Elizabeth Tate

Civil rights advocate during the American Civil Rights Movement From Wikipedia, the free encyclopedia

Elizabeth Crawford ("Bettye") Tate (June 22, 1906 September 11, 1999) was a civil rights advocate during the Civil Rights Movement of the 1950s and 1960s that desegregated African-Americans across the United States of America.

Biography

Elizabeth (Bettye)Crawford Tate was born in Fairfield, Iowa, in 1906.[1]https://share.google/9GUjK2UgKzGmxY5n2 Tate graduated from Fairfield High School, Iowa, in 1926. Tate worked at the cardiovascular lab at the University of Iowa hospital; she retired in 1976.[2]

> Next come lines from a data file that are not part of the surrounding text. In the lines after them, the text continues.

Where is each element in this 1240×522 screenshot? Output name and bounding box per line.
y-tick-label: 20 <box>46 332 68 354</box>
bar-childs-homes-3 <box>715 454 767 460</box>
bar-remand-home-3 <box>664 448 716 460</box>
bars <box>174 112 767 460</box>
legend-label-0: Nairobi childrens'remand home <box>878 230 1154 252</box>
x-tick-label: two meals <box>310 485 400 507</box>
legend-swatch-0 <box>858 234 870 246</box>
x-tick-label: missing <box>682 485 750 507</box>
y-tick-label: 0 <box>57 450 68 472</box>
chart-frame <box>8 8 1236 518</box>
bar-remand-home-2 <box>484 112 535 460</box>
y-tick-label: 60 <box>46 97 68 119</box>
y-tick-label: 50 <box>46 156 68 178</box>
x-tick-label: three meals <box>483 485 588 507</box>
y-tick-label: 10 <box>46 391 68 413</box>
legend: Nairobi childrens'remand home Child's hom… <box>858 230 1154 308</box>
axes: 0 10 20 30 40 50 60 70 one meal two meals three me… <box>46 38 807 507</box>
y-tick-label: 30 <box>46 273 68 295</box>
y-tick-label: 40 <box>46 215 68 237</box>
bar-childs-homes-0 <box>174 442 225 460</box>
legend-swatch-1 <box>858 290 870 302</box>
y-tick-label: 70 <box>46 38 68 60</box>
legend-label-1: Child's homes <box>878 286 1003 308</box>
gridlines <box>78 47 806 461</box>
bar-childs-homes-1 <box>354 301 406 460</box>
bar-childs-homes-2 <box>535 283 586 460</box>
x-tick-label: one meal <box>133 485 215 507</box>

In 1938 Tate bought a house for $3,300[3] that would later[4] become a boarding house in Iowa City for African-American students who were not allowed to use the normal university accommodation.[5][6] In the house Tate did the cooking while the boys staying at the house cleaned up.[3] The house, Tate Arms,[7] was named an historic landmark in 2014[8] and was added to the National Register of Historic Places in 2020.[9] Tate Arms started housing black students in 1938,[8] and created a "home away from home" for the people who lived there.[10] Tate sold the building in 1979.[11]


Honors

In 2005, Iowa City named its alternative high school, Tate High School, in honor of Tate.[11]